The Bully Pulpit: Theodore Roosevelt and the Golden Age of Journalism
By Doris Kearns Goodwin
Published by Viking (Buy at Amazon)
A widening gulf between rich and poor, corporate malfeasance at every turn and the corrupting influence of money on politics. Despite the obvious parallels, it’s not a description of our times, but of the United States at the beginning of the 20th century, when growing public anger brought about the period of wide-ranging reforms known as the Progressive Era. In The Bully Pulpit, acclaimed biographer and historian Doris Kearns Goodwin reviews this tumultuous spell through the story of the friendship-turned-enmity between reformist president Theodore Roosevelt and his less-acclaimed successor William Howard Taft.
The book is an “ambitious undertaking”, says Bill Keller in The New York Times. Besides the two presidents, there is “a colourful cast of industrialists, labour leaders, political rivals, cabinet members and, especially, fired-up journalists”. But the author captures “her characters with precision and affection”, while “the story comes together like a well-wrought novel”. It’s like watching “The West Wing scripted by Henry James”.
“Goodwin’s evocative examination of the Progressive world is smart and engaging,” agrees Professor Heather Cox Richardson of Boston College, writing in The Washington Post. In telling the story, the author borrows effectively from the crusading journalists who helped shape the politics of the day. “Her style shows her imitating the amassing of evidence pioneered by the muckrakers.” It is a “highly readable and detailed portrait of an era”, which “brings the early 20th century to life and firmly establishes the crucial importance of the press to Progressive politics”.
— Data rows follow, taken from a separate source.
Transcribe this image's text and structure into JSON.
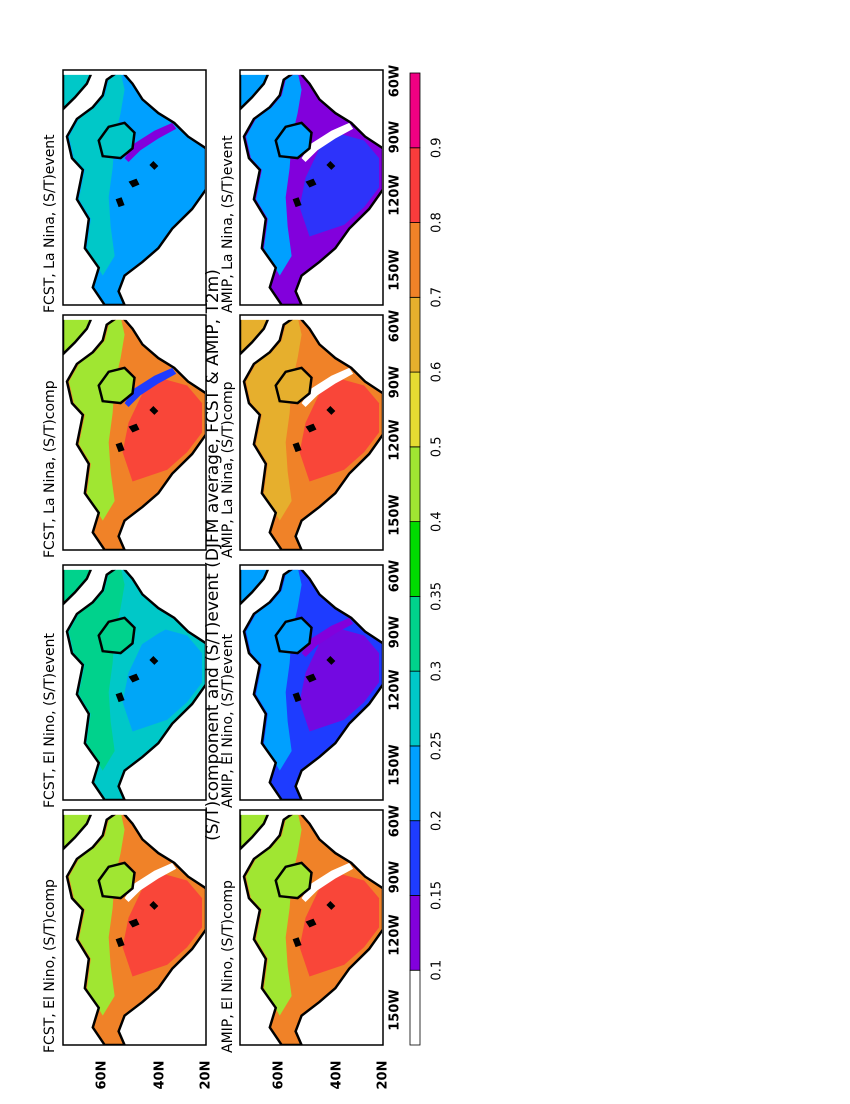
{
  "title": "(S/T)component and (S/T)event (DJFM average, FCST & AMIP, T2m)",
  "panels": [
    {
      "title": "FCST, El Nino, (S/T)comp"
    },
    {
      "title": "FCST, El Nino, (S/T)event"
    },
    {
      "title": "FCST, La Nina, (S/T)comp"
    },
    {
      "title": "FCST, La Nina, (S/T)event"
    },
    {
      "title": "AMIP, El Nino, (S/T)comp"
    },
    {
      "title": "AMIP, El Nino, (S/T)event"
    },
    {
      "title": "AMIP, La Nina, (S/T)comp"
    },
    {
      "title": "AMIP, La Nina, (S/T)event"
    }
  ],
  "lat_labels": [
    "60N",
    "40N",
    "20N"
  ],
  "lon_labels": [
    "150W",
    "120W",
    "90W",
    "60W"
  ],
  "colorbar": {
    "levels": [
      0.1,
      0.15,
      0.2,
      0.25,
      0.3,
      0.35,
      0.4,
      0.5,
      0.6,
      0.7,
      0.8,
      0.9
    ],
    "colors": [
      "#ffffff",
      "#8200dc",
      "#1e3cff",
      "#00a0ff",
      "#00c8c8",
      "#00d28c",
      "#00dc00",
      "#a0e632",
      "#e6dc32",
      "#e6af2d",
      "#f08228",
      "#fa3c3c",
      "#f00082"
    ]
  }
}
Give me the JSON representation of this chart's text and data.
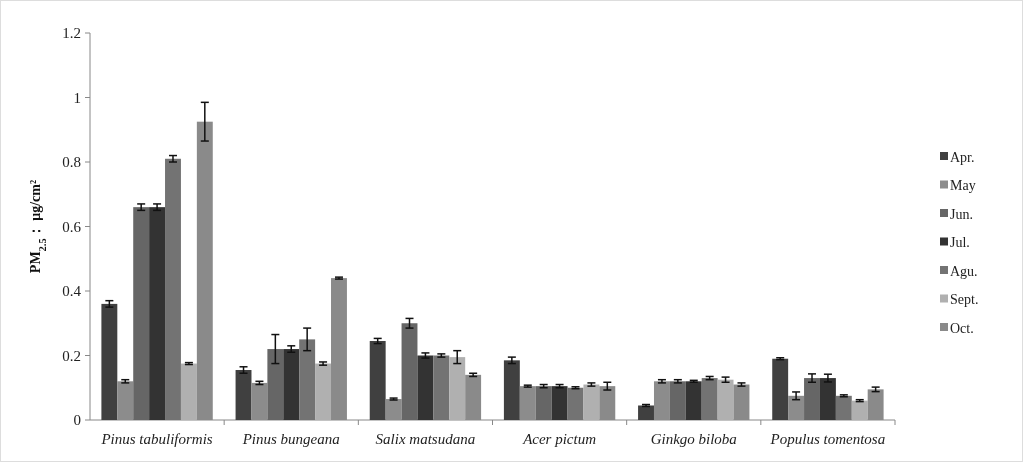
{
  "chart_data": {
    "type": "bar",
    "ylabel": "PM$_{2.5}$： μg/cm²",
    "categories": [
      "Pinus tabuliformis",
      "Pinus bungeana",
      "Salix matsudana",
      "Acer pictum",
      "Ginkgo biloba",
      "Populus tomentosa"
    ],
    "series": [
      {
        "name": "Apr.",
        "color": "#404040",
        "values": [
          0.36,
          0.155,
          0.245,
          0.185,
          0.045,
          0.19
        ],
        "errors": [
          0.01,
          0.01,
          0.008,
          0.01,
          0.003,
          0.003
        ]
      },
      {
        "name": "May",
        "color": "#8c8c8c",
        "values": [
          0.12,
          0.115,
          0.065,
          0.105,
          0.12,
          0.075
        ],
        "errors": [
          0.005,
          0.005,
          0.003,
          0.003,
          0.005,
          0.012
        ]
      },
      {
        "name": "Jun.",
        "color": "#666666",
        "values": [
          0.66,
          0.22,
          0.3,
          0.105,
          0.12,
          0.13
        ],
        "errors": [
          0.01,
          0.045,
          0.015,
          0.005,
          0.005,
          0.013
        ]
      },
      {
        "name": "Jul.",
        "color": "#333333",
        "values": [
          0.66,
          0.22,
          0.2,
          0.105,
          0.12,
          0.13
        ],
        "errors": [
          0.01,
          0.01,
          0.008,
          0.005,
          0.003,
          0.012
        ]
      },
      {
        "name": "Agu.",
        "color": "#737373",
        "values": [
          0.81,
          0.25,
          0.2,
          0.1,
          0.13,
          0.075
        ],
        "errors": [
          0.01,
          0.035,
          0.005,
          0.003,
          0.005,
          0.003
        ]
      },
      {
        "name": "Sept.",
        "color": "#b0b0b0",
        "values": [
          0.175,
          0.175,
          0.195,
          0.11,
          0.125,
          0.06
        ],
        "errors": [
          0.003,
          0.005,
          0.02,
          0.005,
          0.008,
          0.003
        ]
      },
      {
        "name": "Oct.",
        "color": "#8a8a8a",
        "values": [
          0.925,
          0.44,
          0.14,
          0.105,
          0.11,
          0.095
        ],
        "errors": [
          0.06,
          0.003,
          0.005,
          0.012,
          0.005,
          0.007
        ]
      }
    ],
    "ylim": [
      0,
      1.2
    ],
    "yticks": [
      0,
      0.2,
      0.4,
      0.6,
      0.8,
      1,
      1.2
    ],
    "legend": "right"
  }
}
The book took Kearns eight years to write and produce and “the effort shows, much to the reader’s benefit and delight”, says Erik Spanberg, writing for CSMonitor.com. Having covered other American leaders, including Abraham Lincoln and John F. Kennedy, the writer clearly “has a knack for finding fresh angles to bring her beloved dead presidents back to life”. She manages to “keep the story clipping along” – she chooses “enlightening anecdotes and has the narrative and historical acumen to weave her theme through 900 pages”.
There are a few minor criticisms. The book is very readable, but Goodwin’s “discussion of muckraking goes on far too long, distracting from the main story”, says John Steele Gordon in The Wall Street Journal. And there’s “the occasional sense that this in fact might be two books, rather than one”, says The Economist. But in all it is a “sophisticated, character-driven” book – and certainly “timely”.
The Bully Pulpit: Theodore Roosevelt and the Golden Age of Journalism by Doris Kearns Goodwin is published by Viking (£20).